Белая равнина уходила в темную даль. Выплыли из мрака тусклые огоньки, побежали заборы, несколько крыш, заваленных снегом, заметенная деревенская площадь. Ледяное чудовище — зима — ежесекундно меняло свой облик.
— Два мужика, оба водители! Не страшно, если воткнемся в сугроб, с дороги съедем. Жми, Бальцар, блесни перед начальником! Скорее в Брод…
«Татра» — тяжелый грузовик, пятнадцать тонн вместе со щебнем, и все же на поворотах нас то и дело слегка заносило, а на подъемах колеса временами пробуксовывали.
— Радковице, — назвал я тусклые огоньки, мимо которых мы проезжали.
Наша «татра» прогрохотала между низенькими домиками, швыряя им в окна кучи снега, затем крутой поворот возле замерзшего пруда — поворот этот скорее угадывался — вывел нас к возвышенности, поросшей сосновым бором, самым красивым, какой я когда-нибудь видел. Распластанные на плоской возвышенности поля спали.
— Спешить надо, — изрек после долгого молчания Бальцар. — Нападает еще снегу — неделю будем добираться до Брода. Илона, погляди-ка, где там канава, не съехать бы!
— Не могу. У двери Зборжил сидит.
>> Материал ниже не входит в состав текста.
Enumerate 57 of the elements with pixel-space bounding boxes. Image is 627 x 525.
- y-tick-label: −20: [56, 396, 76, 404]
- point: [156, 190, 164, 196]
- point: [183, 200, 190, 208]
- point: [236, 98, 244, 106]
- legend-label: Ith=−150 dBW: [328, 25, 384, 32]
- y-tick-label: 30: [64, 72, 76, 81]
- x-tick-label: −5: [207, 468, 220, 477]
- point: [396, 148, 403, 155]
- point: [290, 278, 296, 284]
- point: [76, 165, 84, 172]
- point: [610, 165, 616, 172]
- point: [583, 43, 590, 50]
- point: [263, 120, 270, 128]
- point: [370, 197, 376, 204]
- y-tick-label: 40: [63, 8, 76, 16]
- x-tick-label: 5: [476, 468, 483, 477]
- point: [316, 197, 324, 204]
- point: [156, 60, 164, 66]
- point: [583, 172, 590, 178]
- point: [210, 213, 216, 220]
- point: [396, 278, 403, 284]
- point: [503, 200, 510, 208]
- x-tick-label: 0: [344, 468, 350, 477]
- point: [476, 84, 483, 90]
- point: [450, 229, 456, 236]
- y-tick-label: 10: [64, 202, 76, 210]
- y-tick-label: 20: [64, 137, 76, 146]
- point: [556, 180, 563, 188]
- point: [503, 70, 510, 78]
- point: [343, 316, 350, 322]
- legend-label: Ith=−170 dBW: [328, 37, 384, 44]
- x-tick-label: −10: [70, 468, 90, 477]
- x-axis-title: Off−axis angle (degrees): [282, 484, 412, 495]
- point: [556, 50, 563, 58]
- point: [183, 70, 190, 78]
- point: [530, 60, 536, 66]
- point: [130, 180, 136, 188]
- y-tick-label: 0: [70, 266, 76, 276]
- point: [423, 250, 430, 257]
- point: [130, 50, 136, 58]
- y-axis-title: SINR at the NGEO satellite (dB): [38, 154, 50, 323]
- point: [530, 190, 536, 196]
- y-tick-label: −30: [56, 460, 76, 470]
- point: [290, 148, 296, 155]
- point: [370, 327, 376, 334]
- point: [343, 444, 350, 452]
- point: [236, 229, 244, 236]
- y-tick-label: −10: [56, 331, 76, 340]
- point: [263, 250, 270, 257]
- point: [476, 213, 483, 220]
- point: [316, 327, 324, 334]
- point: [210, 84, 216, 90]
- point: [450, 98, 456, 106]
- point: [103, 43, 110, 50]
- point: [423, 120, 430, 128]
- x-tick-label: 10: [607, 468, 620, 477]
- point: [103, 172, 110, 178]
Зборжил, следите-ка вы за дорогой, поломайте глаза! Только, чего доброго, косить не начните!
— Не бойся, Илона.
— А то косить вам не к лицу… И следите, чтоб водитель не заснул. Это тоже входит в обязанности напарника. А застрянем — моментально выскакивайте. Лопата в кузове. Набросайте под колеса щебню. Это тоже моя обязанность.
— Не может быть!
— Потом надо вытащить трос и привязать его к ближайшему дереву, чтоб выдернуть машину из канавы.